# General > Member's Lounge > Nature and Conservation >  ST: Look what just came out of the water (inside got fish!)

## barmby

The Straits Times
Published on Oct 17, 2013

It was like something out of a fantasy novel - a marine science instructor spotted the silvery carcass of a 5m-long, serpent-like oarfish while snorkelling off the Southern California coastline.

Ms Jasmine Santana of the Catalina Island Marine Institute (CIMI) needed more than 15 helpers to drag the creature to shore on Sunday.

The staff at CIMI are calling it the discovery of a lifetime. "We've never seen a fish this big," said Mr Mark Waddington. "The last oarfish we saw was three feet long." (That is just under a metre.)

Because oarfish dive more than 3,000 feet deep, sightings are rare and the fish is largely unstudied, said CIMI. The oarfish, which can grow to more than 15 metres, is a deep-water pelagic fish - the longest bony fish in the world. They are likely responsible for sea serpent legends throughout history. 
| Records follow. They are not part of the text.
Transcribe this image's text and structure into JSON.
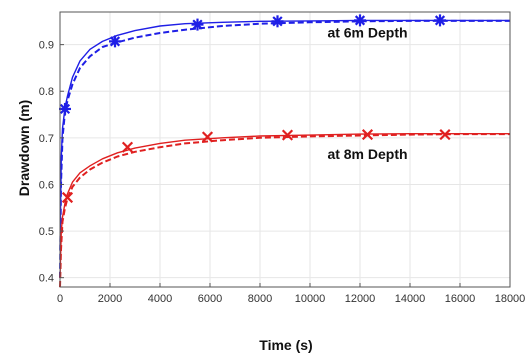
{
  "chart_data": {
    "type": "line",
    "xlabel": "Time (s)",
    "ylabel": "Drawdown (m)",
    "xlim": [
      0,
      18000
    ],
    "ylim": [
      0.38,
      0.97
    ],
    "xticks": [
      0,
      2000,
      4000,
      6000,
      8000,
      10000,
      12000,
      14000,
      16000,
      18000
    ],
    "yticks": [
      0.4,
      0.5,
      0.6,
      0.7,
      0.8,
      0.9
    ],
    "grid": true,
    "annotations": [
      {
        "text": "at 6m Depth",
        "x": 12300,
        "y": 0.915
      },
      {
        "text": "at 8m Depth",
        "x": 12300,
        "y": 0.655
      }
    ],
    "series": [
      {
        "color": "#1f1fe6",
        "style": "solid",
        "x": [
          0,
          50,
          100,
          200,
          300,
          500,
          800,
          1200,
          1700,
          2300,
          3000,
          4000,
          5000,
          6500,
          8000,
          10000,
          12000,
          14000,
          16000,
          18000
        ],
        "y": [
          0.46,
          0.66,
          0.72,
          0.765,
          0.79,
          0.83,
          0.865,
          0.89,
          0.907,
          0.92,
          0.93,
          0.94,
          0.945,
          0.948,
          0.95,
          0.951,
          0.952,
          0.952,
          0.952,
          0.952
        ]
      },
      {
        "color": "#1f1fe6",
        "style": "dashed",
        "x": [
          0,
          40,
          100,
          200,
          300,
          500,
          800,
          1200,
          1700,
          2300,
          3000,
          4000,
          5000,
          6500,
          8000,
          10000,
          12000,
          14000,
          16000,
          18000
        ],
        "y": [
          0.4,
          0.6,
          0.7,
          0.755,
          0.78,
          0.815,
          0.85,
          0.875,
          0.895,
          0.905,
          0.915,
          0.925,
          0.932,
          0.94,
          0.945,
          0.948,
          0.95,
          0.951,
          0.951,
          0.951
        ]
      },
      {
        "color": "#1f1fe6",
        "style": "markers",
        "marker": "asterisk",
        "x": [
          200,
          2200,
          5500,
          8700,
          12000,
          15200
        ],
        "y": [
          0.762,
          0.907,
          0.943,
          0.95,
          0.952,
          0.952
        ]
      },
      {
        "color": "#e02020",
        "style": "solid",
        "x": [
          0,
          50,
          100,
          200,
          300,
          500,
          800,
          1200,
          1700,
          2300,
          3000,
          4000,
          5000,
          6500,
          8000,
          10000,
          12000,
          14000,
          16000,
          18000
        ],
        "y": [
          0.4,
          0.5,
          0.53,
          0.56,
          0.58,
          0.605,
          0.625,
          0.64,
          0.655,
          0.668,
          0.678,
          0.688,
          0.695,
          0.7,
          0.704,
          0.706,
          0.708,
          0.709,
          0.709,
          0.709
        ]
      },
      {
        "color": "#e02020",
        "style": "dashed",
        "x": [
          0,
          40,
          100,
          200,
          300,
          500,
          800,
          1200,
          1700,
          2300,
          3000,
          4000,
          5000,
          6500,
          8000,
          10000,
          12000,
          14000,
          16000,
          18000
        ],
        "y": [
          0.38,
          0.46,
          0.52,
          0.55,
          0.57,
          0.595,
          0.615,
          0.632,
          0.647,
          0.66,
          0.67,
          0.68,
          0.688,
          0.695,
          0.7,
          0.703,
          0.705,
          0.707,
          0.708,
          0.708
        ]
      },
      {
        "color": "#e02020",
        "style": "markers",
        "marker": "x",
        "x": [
          300,
          2700,
          5900,
          9100,
          12300,
          15400
        ],
        "y": [
          0.572,
          0.68,
          0.702,
          0.706,
          0.707,
          0.707
        ]
      }
    ]
  }
}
-- PHOTO: ASSOCIATED PRESS

----------


## Shadow

Mutant from fukushima?  :Laughing:

----------


## mukyo

i have seen one in c328

-----------------------------------------
Visit and comment my L Tank and S Tank... <-- Click click !!
Thank you  :Smile:

----------


## stormhawk

Oarfish are not freshwater fish and they will not even be available for sale. You might have seen eels instead at C328.

----------


## lucasjiang

I think you possibly saw the dragon goby, gobioides broussounetttii? Bears a faint resemblance to an oarfish.

----------


## fotoudavid

poor fish.... yet to reach 15 meters...

----------


## mukyo

> Oarfish are not freshwater fish and they will not even be available for sale. You might have seen eels instead at C328.


joking la broooo hahahaha...
i like reading these kind of storiea but my fave is still giant squid. they are also bigger i think

-----------------------------------------
Visit and comment my L Tank and S Tank... <-- Click click !!
Thank you  :Smile:

----------


## stormhawk

Cryptozoology is a fun area to delve in. You should read about other weird animals that may or may not exist.

----------